The significant GCA for weight loss indicates that additive gene action was important in determining non-preference resistance to maize weevil. Equal importance of GCAm and GCAf indicated that maternal effects were not important in determining non-preference. Thus both parents were contributing similar levels of resistance to these hybrids. Furthermore, significant SCA for grain weight loss among hybrids indicated that non-additive gene action was important in determining non-preference of some hybrids. However, similar male and female additive effects for non-preference were in contrast with Kang et al.s (1995) findings in which maternal effects were significant for non-preference of F2 hybrids by the weevil in free-choice tests.
Negative GCA for grain weight loss indicates non-preference, while positive GCA indicates preference of hybrids of a given line by the weevil (Table 5). Inbred lines 2 and 9 had significant negative GCA for weight loss as both male and female, indicating that these inbred lines contributed more than average levels of non-preference type of resistance to maize weevil as both pollen sources and seed parents. It is important to remember that performance of lines in this experiment is only relative to the other lines used within the same set of hybrids; therefore, inferences about the broader value of lines in breeding programmes should be made with caution.
Regional inbred lines (9 and 12) that had negative GCA for non-preference resistance to weevil as male or female might be directly useful in regional programmes because they are adapted to southern Africa. Moreover, Mexican weevil-resistant lines that showed good GCA for non-preference resistance could be used as sources in breeding projects to improve regionally adapted and elite lines. Negative (favourable) SCA effects indicated that some hybrids had unexpectedly good performance for non-preference by the maize weevil (Table 6). The significant negative SCA effects for weight loss imply that greatest non-preference resistance to weevil will be obtained in hybrids that are combinations of lines that exploit non-additive gene action, or heterosis for this trait.
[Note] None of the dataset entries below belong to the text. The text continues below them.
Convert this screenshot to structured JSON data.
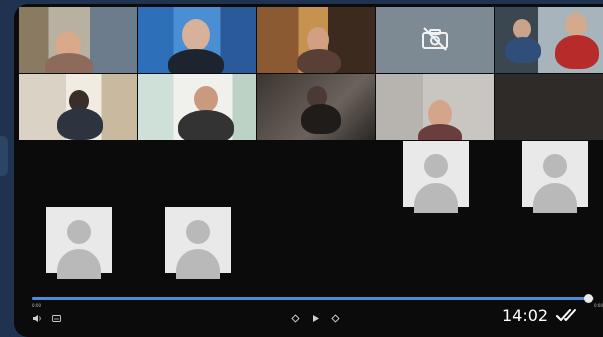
{
  "message": {
    "time": "14:02",
    "read_icon": "double-check-icon"
  },
  "player": {
    "progress_percent": 99,
    "time_left": "0:00",
    "time_right": "0:00"
  },
  "camera_off_icon": "camera-off-icon",
  "participants_row1": [
    "",
    "",
    "",
    "",
    ""
  ],
  "participants_row2": [
    "",
    "",
    "",
    "",
    ""
  ],
  "participants_row3": [
    "",
    "",
    "",
    "",
    ""
  ],
  "participants_row4": [
    "",
    "",
    "",
    "",
    ""
  ],
  "colors": {
    "accent": "#4f8ad6",
    "background": "#1f3350"
  }
}
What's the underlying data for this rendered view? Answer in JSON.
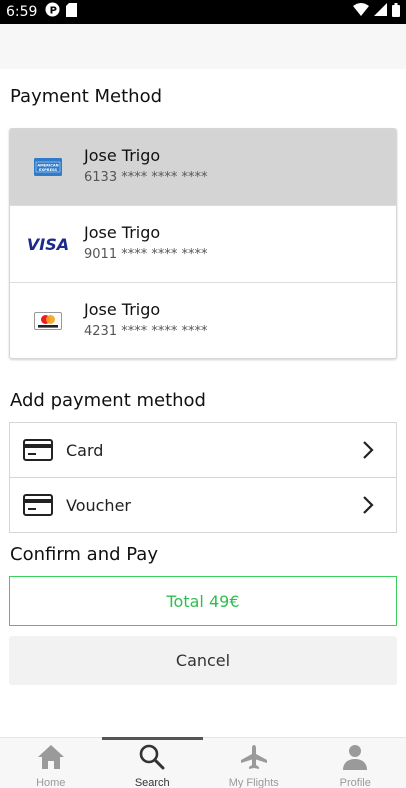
{
  "status_bar": {
    "time": "6:59",
    "icons": [
      "p-icon",
      "sd-card-icon",
      "wifi-icon",
      "signal-icon",
      "battery-icon"
    ]
  },
  "payment_method": {
    "title": "Payment Method",
    "cards": [
      {
        "brand": "amex-icon",
        "holder": "Jose Trigo",
        "number": "6133 **** **** ****",
        "selected": true
      },
      {
        "brand": "visa-icon",
        "holder": "Jose Trigo",
        "number": "9011 **** **** ****",
        "selected": false
      },
      {
        "brand": "mastercard-icon",
        "holder": "Jose Trigo",
        "number": "4231 **** **** ****",
        "selected": false
      }
    ]
  },
  "add_payment": {
    "title": "Add payment method",
    "options": [
      {
        "label": "Card",
        "icon": "credit-card-icon"
      },
      {
        "label": "Voucher",
        "icon": "credit-card-icon"
      }
    ]
  },
  "confirm": {
    "title": "Confirm and Pay",
    "total_label": "Total 49€",
    "cancel_label": "Cancel",
    "accent_color": "#2fbf50"
  },
  "bottom_nav": {
    "items": [
      {
        "label": "Home",
        "icon": "home-icon",
        "active": false
      },
      {
        "label": "Search",
        "icon": "search-icon",
        "active": true
      },
      {
        "label": "My Flights",
        "icon": "airplane-icon",
        "active": false
      },
      {
        "label": "Profile",
        "icon": "person-icon",
        "active": false
      }
    ]
  }
}
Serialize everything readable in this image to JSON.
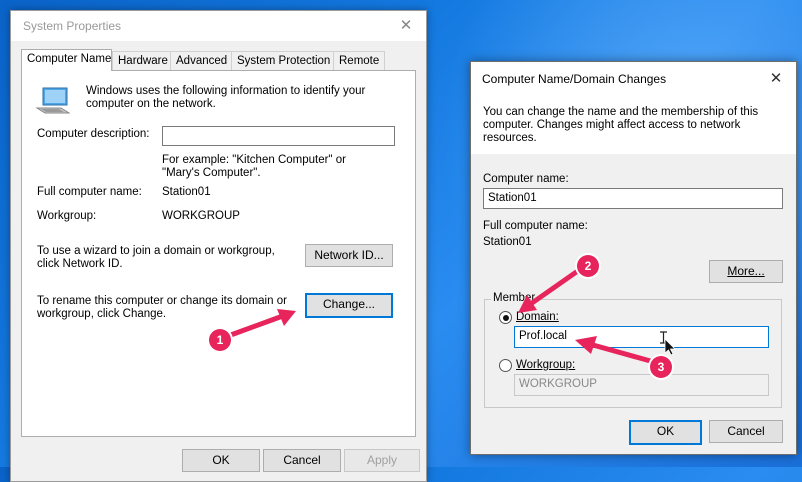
{
  "system_properties": {
    "title": "System Properties",
    "tabs": [
      "Computer Name",
      "Hardware",
      "Advanced",
      "System Protection",
      "Remote"
    ],
    "intro": "Windows uses the following information to identify your computer on the network.",
    "description_label": "Computer description:",
    "description_value": "",
    "example": "For example: \"Kitchen Computer\" or \"Mary's Computer\".",
    "full_name_label": "Full computer name:",
    "full_name_value": "Station01",
    "workgroup_label": "Workgroup:",
    "workgroup_value": "WORKGROUP",
    "wizard_text": "To use a wizard to join a domain or workgroup, click Network ID.",
    "network_id_button": "Network ID...",
    "rename_text": "To rename this computer or change its domain or workgroup, click Change.",
    "change_button": "Change...",
    "ok_button": "OK",
    "cancel_button": "Cancel",
    "apply_button": "Apply"
  },
  "domain_dialog": {
    "title": "Computer Name/Domain Changes",
    "intro": "You can change the name and the membership of this computer. Changes might affect access to network resources.",
    "computer_name_label": "Computer name:",
    "computer_name_value": "Station01",
    "full_name_label": "Full computer name:",
    "full_name_value": "Station01",
    "more_button": "More...",
    "member_of_label": "Member",
    "domain_label": "Domain:",
    "domain_value": "Prof.local",
    "workgroup_label": "Workgroup:",
    "workgroup_value": "WORKGROUP",
    "ok_button": "OK",
    "cancel_button": "Cancel",
    "domain_selected": true
  },
  "annotations": [
    {
      "number": "1"
    },
    {
      "number": "2"
    },
    {
      "number": "3"
    }
  ],
  "colors": {
    "accent": "#0078d7",
    "annotation": "#e8245c",
    "desktop": "#1479e0"
  }
}
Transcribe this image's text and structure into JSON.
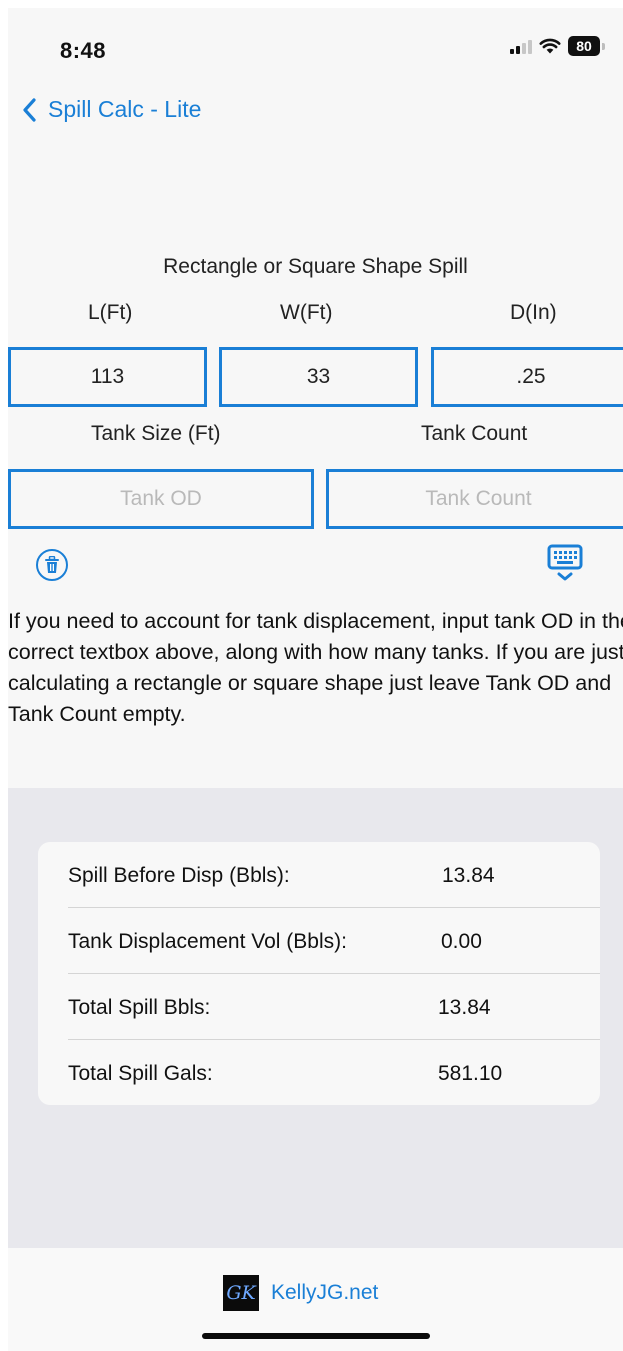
{
  "status": {
    "time": "8:48",
    "battery": "80"
  },
  "nav": {
    "back_label": "Spill Calc - Lite"
  },
  "form": {
    "title": "Rectangle or Square Shape Spill",
    "length_label": "L(Ft)",
    "width_label": "W(Ft)",
    "depth_label": "D(In)",
    "length_value": "113",
    "width_value": "33",
    "depth_value": ".25",
    "tank_size_label": "Tank Size (Ft)",
    "tank_count_label": "Tank Count",
    "tank_od_placeholder": "Tank OD",
    "tank_count_placeholder": "Tank Count"
  },
  "icons": {
    "clear": "trash-icon",
    "keyboard": "keyboard-icon",
    "accent": "#1a7fd6"
  },
  "info_text": "If you need to account for tank displacement, input tank OD in the correct textbox above, along with how many tanks.  If you are just calculating a rectangle or square shape just leave Tank OD and Tank Count empty.",
  "results": [
    {
      "label": "Spill Before Disp (Bbls):",
      "value": "13.84"
    },
    {
      "label": "Tank Displacement Vol (Bbls):",
      "value": "0.00"
    },
    {
      "label": "Total Spill Bbls:",
      "value": "13.84"
    },
    {
      "label": "Total Spill Gals:",
      "value": "581.10"
    }
  ],
  "footer": {
    "logo_text": "GK",
    "link": "KellyJG.net"
  }
}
Our results concur with the findings of Kang et al. (1995) that additive and non-additive gene action are important in conditioning non-preference resistance of grain to maize weevil. Whereas our study did not investigate the chemical basis for grains non-preference resistance, Schoonhoven et al. (1976) suggested that non-preference was based on the lack of feeding stimulants in resistant kernels. Furthermore, Gomez et al. (1982, 1983) reported that the inbred line A619 attracted more weevils for oviposition, and contained higher ethanol content, which was suggested to be a weevil stimulant. Our results suggest that it is possible to develop hybrids with improved non-preference resistance of F2 grain to maize weevil. Practical considerations, such as the substantial time and money costs of implementing a weevil resistance selection scheme within an applied maize breeding programme, are likely to result in hesitation among maize breeders to pursue this goal. We believe that more research is needed to confirm these results using a broader spectrum of maize germplasm, and that this research is most suitably conducted within the public sector, at institutions such as ours (CIMMYT and the University of Zimbabwe).
We gratefully acknowledge The Rockefeller Foundation for funding this project.